'Agrihoods': Suburban Living Built Around Community Farms
Categories: Homes / Dwellings
Ever wish you could live at your CSA? Or move to a neighborhood where everyone is as excited about fresh, healthy food as you are?
All over the United States people are embracing local food production in an exciting new way. Called 'agrihoods,' this new type of neighborhood serves up farm-to-table living in a cooperative environment. Instead of being built around a pool, tennis court or golf course, these housing developments are centered around a farm, often using the sweat-equity of residents to create a sustainable food system for the entire community.
The communities are nothing new, but as the rapidly growing crop of agrihoods demonstrates, families are eager to reimagine these collaborative efforts in a new setting--often at the same or lower prices than a traditional suburban neighborhood.
Here are a few established or planned communities so you can learn more about how this trend encourages sharing, collaboration, and a healthier, more environmentally-friendly diet.
Agrihoods That Are Building (and Feeding) Sustainable Communities:
Located well inside the Phoenix metro area, Agritopia features 450 residential lots along with commercial, agricultural, and open space tracts.
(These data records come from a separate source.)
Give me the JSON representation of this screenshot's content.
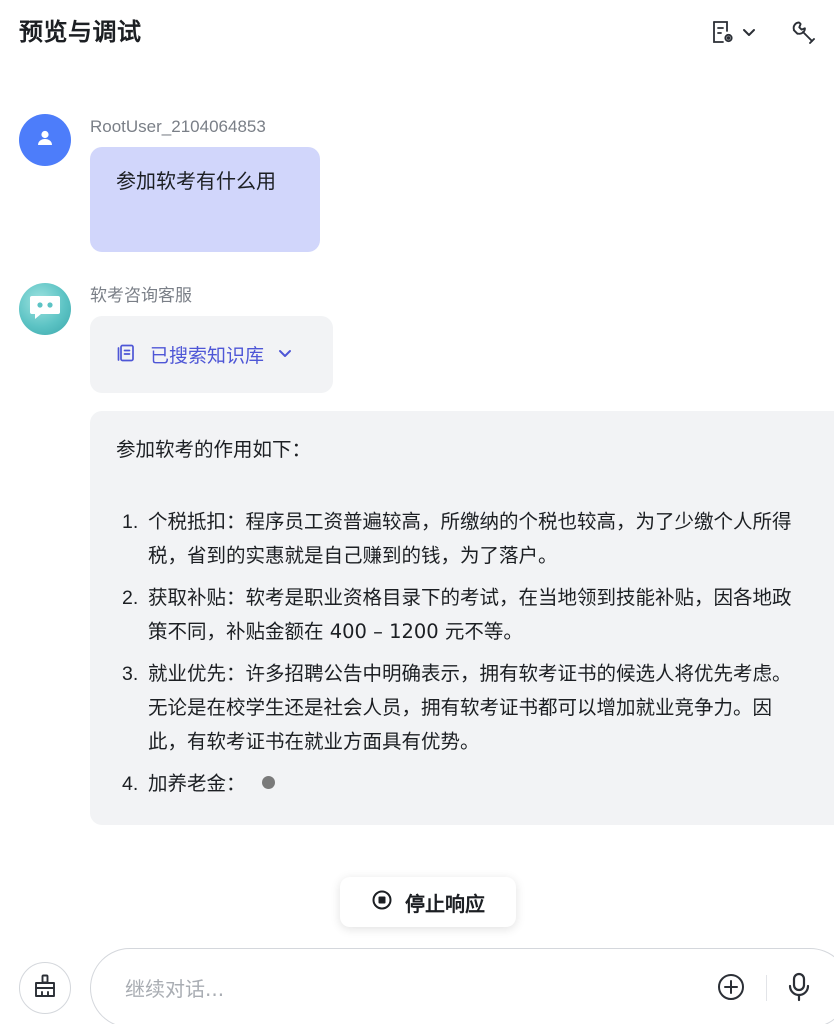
{
  "header": {
    "title": "预览与调试"
  },
  "conversation": {
    "user": {
      "name": "RootUser_2104064853",
      "message": "参加软考有什么用"
    },
    "bot": {
      "name": "软考咨询客服",
      "kb_status": "已搜索知识库",
      "intro": "参加软考的作用如下：",
      "items": [
        {
          "num": "1.",
          "text": "个税抵扣：程序员工资普遍较高，所缴纳的个税也较高，为了少缴个人所得税，省到的实惠就是自己赚到的钱，为了落户。"
        },
        {
          "num": "2.",
          "text": "获取补贴：软考是职业资格目录下的考试，在当地领到技能补贴，因各地政策不同，补贴金额在 400 – 1200 元不等。"
        },
        {
          "num": "3.",
          "text": "就业优先：许多招聘公告中明确表示，拥有软考证书的候选人将优先考虑。无论是在校学生还是社会人员，拥有软考证书都可以增加就业竞争力。因此，有软考证书在就业方面具有优势。"
        },
        {
          "num": "4.",
          "text": "加养老金："
        }
      ]
    }
  },
  "controls": {
    "stop_label": "停止响应"
  },
  "composer": {
    "placeholder": "继续对话..."
  },
  "colors": {
    "user_bubble": "#d1d6fb",
    "bot_bubble": "#f2f3f5",
    "accent": "#4e56d6",
    "user_avatar": "#4d7dfa"
  },
  "icons": [
    "document-settings-icon",
    "chevron-down-icon",
    "wrench-icon",
    "user-icon",
    "bot-icon",
    "knowledge-base-icon",
    "stop-icon",
    "broom-icon",
    "plus-circle-icon",
    "microphone-icon"
  ]
}
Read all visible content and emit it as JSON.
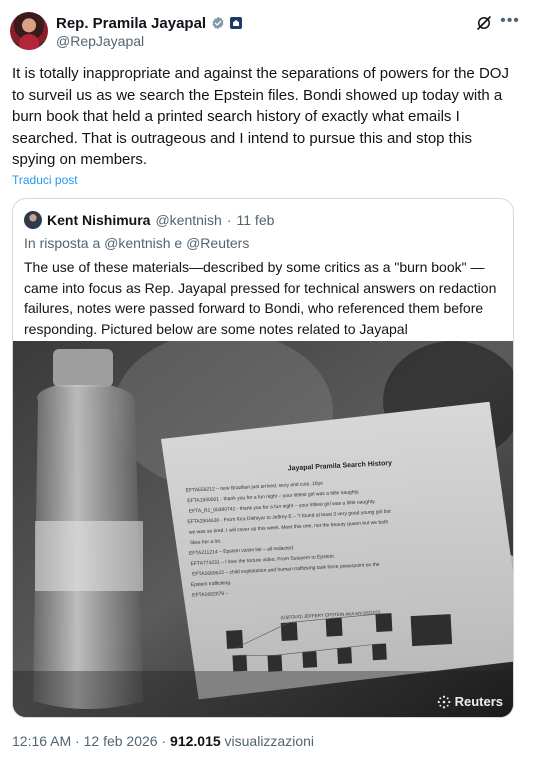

All are specifically designed to reduce physical, social and economic barriers to relationships between neighbors. The central feature is a working farm complete with lambs, chickens, a citrus grove and rows of heirloom vegetables.
Serenbe is a 1,000 acre community located under 30 minutes from Atlanta’s Hartsfield-Jackson
International Airport. The develpment's four omega-shaped hamlets are carefully fitted into the natural landscape forming an interface between green, wetland and watershed areas of the site and the surrounding sloping hills. Central to all is Serenbe Farms, a 25-acre working, organic farm and CSA which provides organic produce for Serenbe's three on-site restaurants as well as other businesses throughout Atlanta and The Chattahoochee Hill Country.
Located in Grayslake, Illinois, this agrihood was designed to combine the preservation of open land, easy commuting by rail, and responsible development practices. In addition to shops, a charter school that emphasizes environmental education and global citizenship, and stables, Prairie Crossing is known for its 100-acre working organic farm which is working to launch the next generation of farmers to grow organic food for the Chicago region.